Вечером на террасе дачи сидим за столом и едим окрошку. Уже спустились сумерки, на столе горит лампа. Тихо, слышно только, как трещат в траве кузнечики, и пахнет сеном.
На соседней даче послышались голоса, веселый смех и звуки гитары. Жеребков насторожился. И вдруг женский голос запел:
Раз один повеса, Вроде Радомеса,
Стал ухаживать за мной.
Говорит: люблю я,
Жажду поцелуя!
Ну, целуй, пожалуй,
Черт с тобой…
Александр Григорьевич побледнел, опустил ложку и водил глазами во все стороны.
Голос пел:
Дум высоких, одиноких,
Непонятны мне слова.
Я играю, слез не знаю,
Мне все в жизни – трын-трава.
И мужские голоса подпевали: «Ей всё в жизни трын-трава…»
Жеребков встал, бросил салфетку и быстро сказал:
– Едемте, едемте сейчас, едемте в Москву…
Он переоделся и взял под мышки портфель, спустился с террасы и быстро пошел на станцию. Мы пошли за ним. Рядом со мной инженер путей сообщения.
Он мне тихо сказал:
– Вот… Умный человек… мораль одолела. А ведь голос-то – ее!
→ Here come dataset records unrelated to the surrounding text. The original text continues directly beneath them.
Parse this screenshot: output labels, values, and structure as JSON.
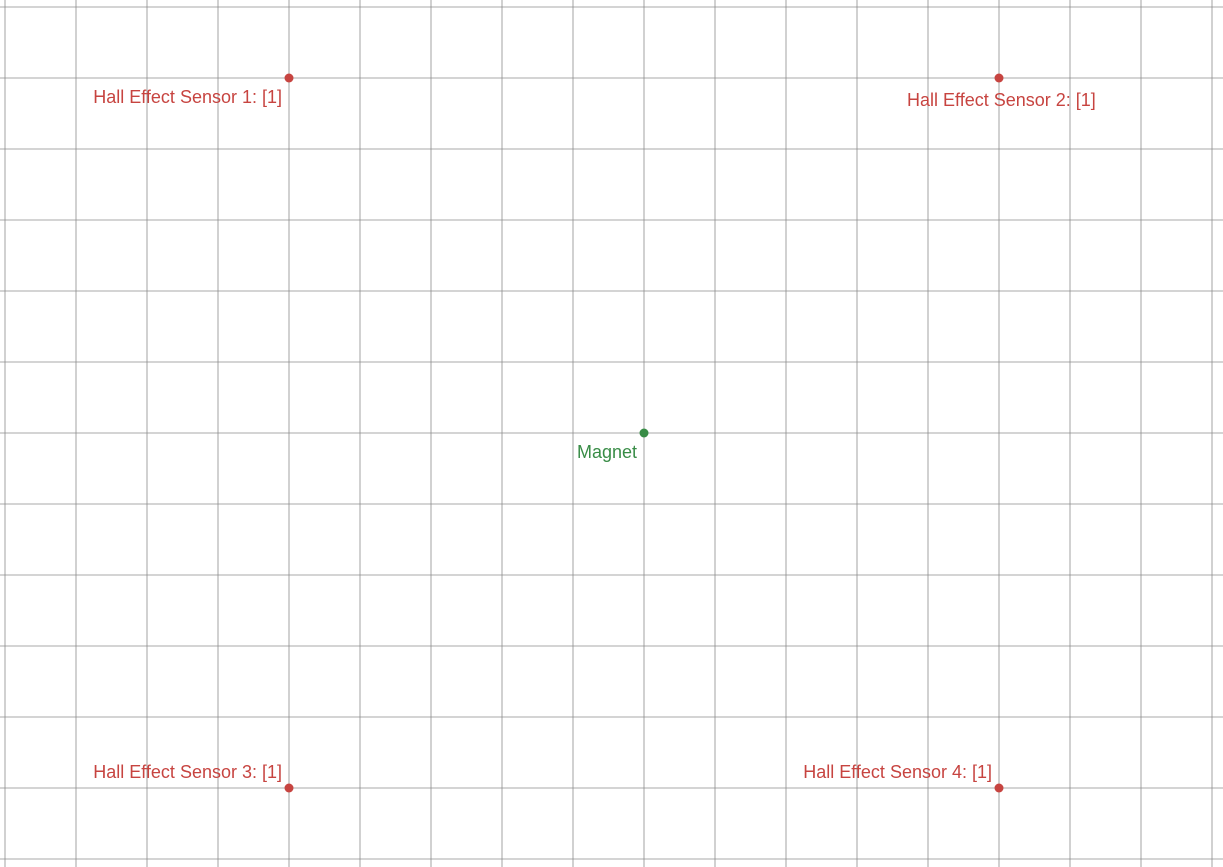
{
  "colors": {
    "background": "#ffffff",
    "grid": "#8c8c8c",
    "sensor": "#c74440",
    "magnet": "#388c46"
  },
  "points": {
    "sensor_1": {
      "label": "Hall Effect Sensor 1: [1]",
      "x": -5,
      "y": 5
    },
    "sensor_2": {
      "label": "Hall Effect Sensor 2: [1]",
      "x": 5,
      "y": 5
    },
    "sensor_3": {
      "label": "Hall Effect Sensor 3: [1]",
      "x": -5,
      "y": -5
    },
    "sensor_4": {
      "label": "Hall Effect Sensor 4: [1]",
      "x": 5,
      "y": -5
    },
    "magnet": {
      "label": "Magnet",
      "x": 0,
      "y": 0
    }
  }
}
Это племянница пела…
Когда, спеша, мы шли на станцию, были слышны смех и пение с соседней дачи. Мне хотелось вернуться туда, где пели эту ерунду: это веселье сливалось с летней ночью какой-то правдой и радостью жизни.
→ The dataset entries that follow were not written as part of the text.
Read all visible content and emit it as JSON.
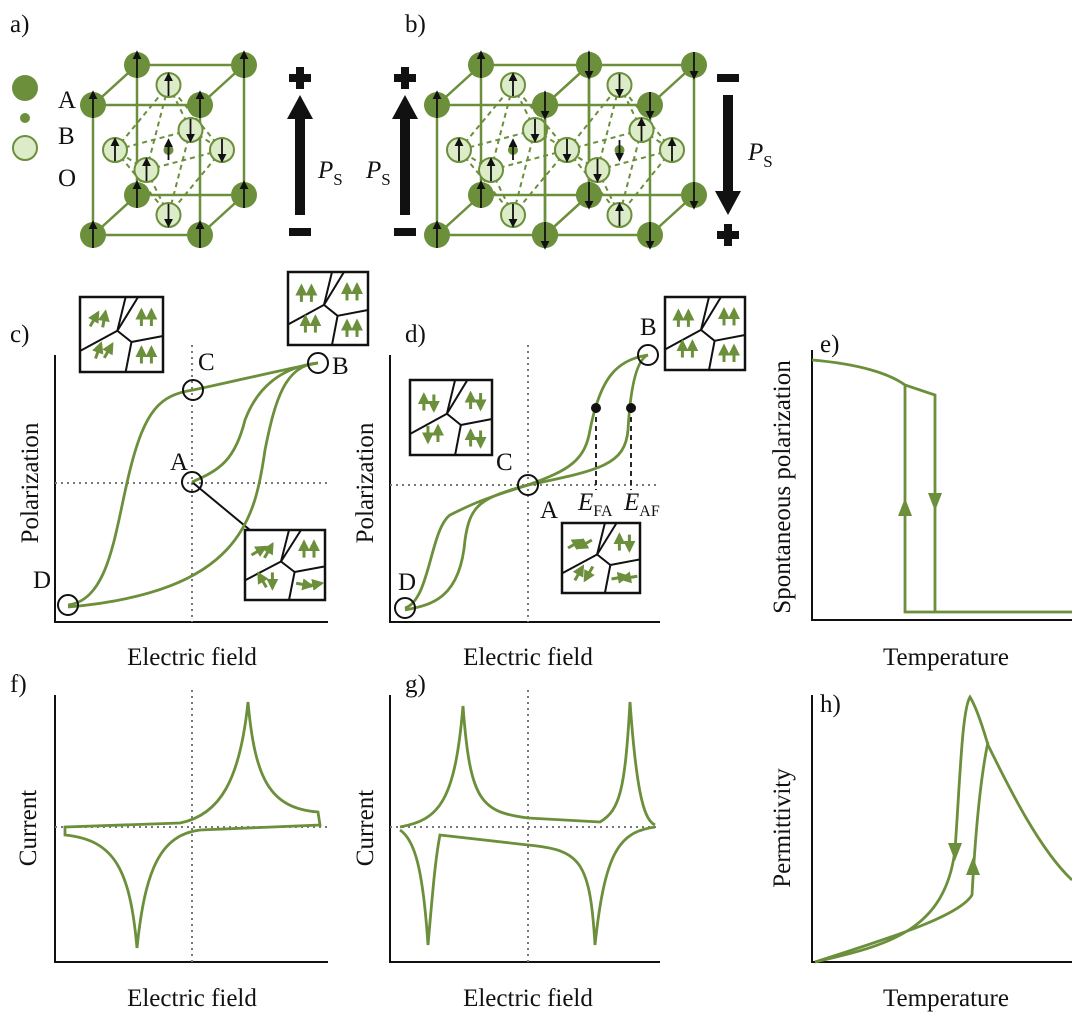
{
  "panels": {
    "a": {
      "label": "a)",
      "legend": [
        "A",
        "B",
        "O"
      ],
      "polarization": {
        "symbol": "P",
        "subscript": "S"
      }
    },
    "b": {
      "label": "b)",
      "polarization": [
        {
          "symbol": "P",
          "subscript": "S"
        },
        {
          "symbol": "P",
          "subscript": "S"
        }
      ]
    },
    "c": {
      "label": "c)",
      "y_label": "Polarization",
      "x_label": "Electric field",
      "points": [
        "A",
        "B",
        "C",
        "D"
      ]
    },
    "d": {
      "label": "d)",
      "y_label": "Polarization",
      "x_label": "Electric field",
      "points": [
        "A",
        "B",
        "C",
        "D"
      ],
      "fields": [
        {
          "symbol": "E",
          "subscript": "FA"
        },
        {
          "symbol": "E",
          "subscript": "AF"
        }
      ]
    },
    "e": {
      "label": "e)",
      "y_label": "Spontaneous polarization",
      "x_label": "Temperature"
    },
    "f": {
      "label": "f)",
      "y_label": "Current",
      "x_label": "Electric field"
    },
    "g": {
      "label": "g)",
      "y_label": "Current",
      "x_label": "Electric field"
    },
    "h": {
      "label": "h)",
      "y_label": "Permittivity",
      "x_label": "Temperature"
    }
  }
}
Прошли годы. Весной утром приехала ко мне высокая молодая женщина – на лице ее были горе и слезы, – и сказала:
– Прошу вас, Коровин, поедемте, попишите его, его часы сочтены.
Я взял холст, краски и поехал с ней. Дорогой купил пучок фиалок.
Худой красавец, еще молодой, лежал на постели. Я положил фиалки к его красивым бледным рукам. Он пристально смотрел на меня, когда я писал. В его прекрасных глазах была видна смерть. Вдруг я увидал – это он, тот франт, который был в купальне в Кускове…
Я сказал ему:
– Помните купальню в Кускове?
Он как-то горько улыбнулся.
На другой день я приехал и увидел у подъезда большую толпу молодых артистов. Прекрасный режиссер Вахтангов умер.
Первая любовь
Был у меня приятель, человек здоровый, роста богатырского, лицо такое серьезное, а сам веселый, смеялся как-то особенно: закрывались его желтые глаза, лицо краснело, и, бывало, так и закатится смехом. Был он архитектор, и звали его Вася. Страсть у него была к рыбной ловле на удочку.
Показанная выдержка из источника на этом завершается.